Bastille Day in America

Swung toward work enclosures today as I ironed my linen shirt, a shirt one

doesn’t wear to work, say, leather factory with its massive dyeing wheels & dryer

belts, or soon enough fish with its saws could cut a man’s arm up to here; then

meat, where the difference in temperature between what lands in & rises out of

the plastic vats for dogs & sausages & that of the freezer is the vast difference

between poor & rich, between alienated & privileged. There are worse things

than working in any of these factories, or the textile one I labored at before six in

the morning in front of sewing machines counting production & stitching hours

at fifty-seven-years old, where others were older. Like not having a job, fending

for oneself on the streets of any rough & tumble street in America. I don’t

begrudge those jobs, in fact thankful today to have them unconsciously rise up in

juxtaposition, adding to the immense sense of Freedom I feel inside this shirt,

breathing this air where I can come & go as I please, where I can gaze at trees,

comparing that Freedom with the first five-minute break we got after an hour & a

half of drudgery under the mechanical eyes of sewing machines, five-minutes of

regimented exercise, that is, calisthenics to keep young & old limber enough to

work another hour & a half before release for a cup of coffee. I’d always sidle up

next to the lone window in the place, where the equally lone tree stood outside.

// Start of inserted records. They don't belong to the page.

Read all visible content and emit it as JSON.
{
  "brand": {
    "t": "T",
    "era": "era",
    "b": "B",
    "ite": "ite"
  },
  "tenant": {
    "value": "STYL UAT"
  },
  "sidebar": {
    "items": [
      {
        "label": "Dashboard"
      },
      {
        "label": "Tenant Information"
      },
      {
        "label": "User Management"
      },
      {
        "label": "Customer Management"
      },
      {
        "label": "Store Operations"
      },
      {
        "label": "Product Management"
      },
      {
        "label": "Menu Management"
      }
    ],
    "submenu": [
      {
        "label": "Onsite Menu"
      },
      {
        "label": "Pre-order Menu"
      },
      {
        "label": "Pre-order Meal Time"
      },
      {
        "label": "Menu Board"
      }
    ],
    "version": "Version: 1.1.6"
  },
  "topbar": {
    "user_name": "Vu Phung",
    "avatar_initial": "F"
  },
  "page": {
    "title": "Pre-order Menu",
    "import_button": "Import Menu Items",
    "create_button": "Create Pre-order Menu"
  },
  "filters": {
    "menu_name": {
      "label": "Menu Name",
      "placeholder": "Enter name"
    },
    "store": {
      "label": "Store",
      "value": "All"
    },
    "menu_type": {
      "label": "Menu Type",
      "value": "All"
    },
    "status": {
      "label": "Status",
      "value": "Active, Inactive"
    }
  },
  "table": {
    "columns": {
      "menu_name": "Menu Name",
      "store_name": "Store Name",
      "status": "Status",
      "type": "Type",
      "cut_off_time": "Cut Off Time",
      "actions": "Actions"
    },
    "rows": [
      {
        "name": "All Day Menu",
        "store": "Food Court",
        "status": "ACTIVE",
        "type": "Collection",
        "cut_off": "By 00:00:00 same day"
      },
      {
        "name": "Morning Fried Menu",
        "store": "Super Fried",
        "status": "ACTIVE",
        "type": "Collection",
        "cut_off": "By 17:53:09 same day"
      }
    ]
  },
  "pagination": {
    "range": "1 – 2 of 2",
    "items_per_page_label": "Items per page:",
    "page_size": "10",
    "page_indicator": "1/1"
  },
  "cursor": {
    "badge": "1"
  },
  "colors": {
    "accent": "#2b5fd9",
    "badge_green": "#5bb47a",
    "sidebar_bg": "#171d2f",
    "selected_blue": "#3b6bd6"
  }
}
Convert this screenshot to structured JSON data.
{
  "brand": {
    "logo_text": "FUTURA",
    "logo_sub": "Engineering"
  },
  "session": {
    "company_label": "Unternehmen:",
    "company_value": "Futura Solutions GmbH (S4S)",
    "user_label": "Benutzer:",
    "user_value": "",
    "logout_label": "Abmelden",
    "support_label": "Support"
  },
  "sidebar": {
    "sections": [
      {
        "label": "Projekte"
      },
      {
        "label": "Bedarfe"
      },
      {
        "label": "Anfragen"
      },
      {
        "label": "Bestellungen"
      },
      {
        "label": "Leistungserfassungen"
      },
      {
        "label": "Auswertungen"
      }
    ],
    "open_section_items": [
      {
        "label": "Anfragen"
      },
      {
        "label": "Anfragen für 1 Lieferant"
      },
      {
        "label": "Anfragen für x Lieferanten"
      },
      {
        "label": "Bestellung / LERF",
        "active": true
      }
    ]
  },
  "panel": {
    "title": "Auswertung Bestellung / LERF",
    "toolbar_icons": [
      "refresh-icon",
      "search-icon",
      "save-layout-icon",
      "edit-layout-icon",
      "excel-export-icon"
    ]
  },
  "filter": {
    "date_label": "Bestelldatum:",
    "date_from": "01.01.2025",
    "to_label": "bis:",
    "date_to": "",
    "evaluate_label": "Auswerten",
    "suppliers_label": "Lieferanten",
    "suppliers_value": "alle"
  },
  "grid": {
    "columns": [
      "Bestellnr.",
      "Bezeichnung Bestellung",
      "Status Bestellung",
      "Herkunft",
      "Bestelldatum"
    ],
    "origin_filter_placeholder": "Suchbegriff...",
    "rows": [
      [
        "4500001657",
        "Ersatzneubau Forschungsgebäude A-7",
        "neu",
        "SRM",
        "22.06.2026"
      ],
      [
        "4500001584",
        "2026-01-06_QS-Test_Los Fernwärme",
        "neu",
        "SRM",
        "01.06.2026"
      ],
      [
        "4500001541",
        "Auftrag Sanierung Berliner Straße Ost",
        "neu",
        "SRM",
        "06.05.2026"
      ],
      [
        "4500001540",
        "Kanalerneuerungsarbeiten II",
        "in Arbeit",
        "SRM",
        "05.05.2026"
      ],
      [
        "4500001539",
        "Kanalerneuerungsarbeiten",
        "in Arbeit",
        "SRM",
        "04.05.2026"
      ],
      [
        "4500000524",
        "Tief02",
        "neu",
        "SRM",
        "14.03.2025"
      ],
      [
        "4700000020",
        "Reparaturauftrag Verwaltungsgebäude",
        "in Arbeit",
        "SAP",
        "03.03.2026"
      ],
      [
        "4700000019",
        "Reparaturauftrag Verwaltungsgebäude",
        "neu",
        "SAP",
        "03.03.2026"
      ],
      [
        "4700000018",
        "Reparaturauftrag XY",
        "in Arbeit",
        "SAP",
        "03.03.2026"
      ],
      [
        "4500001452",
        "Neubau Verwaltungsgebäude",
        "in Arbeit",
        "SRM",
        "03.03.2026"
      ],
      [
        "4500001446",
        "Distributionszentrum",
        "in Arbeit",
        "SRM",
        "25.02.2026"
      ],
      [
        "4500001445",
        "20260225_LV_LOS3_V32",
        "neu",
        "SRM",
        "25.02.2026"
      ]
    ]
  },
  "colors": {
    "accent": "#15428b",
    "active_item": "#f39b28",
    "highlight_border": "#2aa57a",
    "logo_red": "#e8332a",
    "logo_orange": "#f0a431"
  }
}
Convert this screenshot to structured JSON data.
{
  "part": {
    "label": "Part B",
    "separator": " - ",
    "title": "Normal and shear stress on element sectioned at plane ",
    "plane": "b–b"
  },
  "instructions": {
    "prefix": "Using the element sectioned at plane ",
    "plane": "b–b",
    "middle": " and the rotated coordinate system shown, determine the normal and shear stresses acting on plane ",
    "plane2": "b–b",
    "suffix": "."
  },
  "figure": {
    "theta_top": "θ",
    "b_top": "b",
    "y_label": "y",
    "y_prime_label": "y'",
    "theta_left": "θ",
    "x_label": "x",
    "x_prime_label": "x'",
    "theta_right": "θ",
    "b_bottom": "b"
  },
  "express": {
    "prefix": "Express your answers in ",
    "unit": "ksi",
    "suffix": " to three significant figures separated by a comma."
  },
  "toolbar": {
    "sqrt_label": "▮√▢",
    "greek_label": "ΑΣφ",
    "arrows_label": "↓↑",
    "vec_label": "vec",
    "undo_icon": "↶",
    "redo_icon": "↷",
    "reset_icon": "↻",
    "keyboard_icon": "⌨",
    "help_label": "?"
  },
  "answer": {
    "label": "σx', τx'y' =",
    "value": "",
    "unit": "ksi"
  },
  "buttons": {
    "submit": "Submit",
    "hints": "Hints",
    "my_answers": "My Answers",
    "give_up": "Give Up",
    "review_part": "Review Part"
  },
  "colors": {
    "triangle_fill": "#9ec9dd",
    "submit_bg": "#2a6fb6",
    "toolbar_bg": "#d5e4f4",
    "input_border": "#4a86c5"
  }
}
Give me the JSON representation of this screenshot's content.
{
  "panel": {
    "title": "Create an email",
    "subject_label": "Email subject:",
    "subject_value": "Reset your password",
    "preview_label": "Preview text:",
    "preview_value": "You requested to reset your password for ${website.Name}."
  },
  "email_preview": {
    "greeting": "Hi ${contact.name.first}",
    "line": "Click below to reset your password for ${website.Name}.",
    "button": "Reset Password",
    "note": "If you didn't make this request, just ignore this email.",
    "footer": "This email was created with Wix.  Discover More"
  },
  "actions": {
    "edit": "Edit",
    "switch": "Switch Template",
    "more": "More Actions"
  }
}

It’s happening right now up in Freeport, Maine!

~

Freedom for me has always entailed either a sense of travel, or a sense of

reading, or even better, traveling & reading. So that when encumbered from

doing so under the dyeing wheels, trying to separate the heavy, wet animal skins

from each other I joined my mentors & colleagues to dream of the pink-green

weather of home in Puerto Rico, or with hands just shy of the band saw & a

block of frozen fish winding along the small towns of the Italian Riviera similar

to Pavilion beach we couldn’t see right outside the white building, or even

imagined dusty Grecian roads toward Delphi along with my displaced coworkers

deep inside the city like a cow’s entrails.

~

Maybe, because it’s Bastille Day here in America, & somehow the French-

Canadian side of my family swirled past & through me today, like the pride I felt

early on knowing my great-grandmother spoke only French, a language left only

as a silent remnant in the beautiful physiognomies of the women in the family.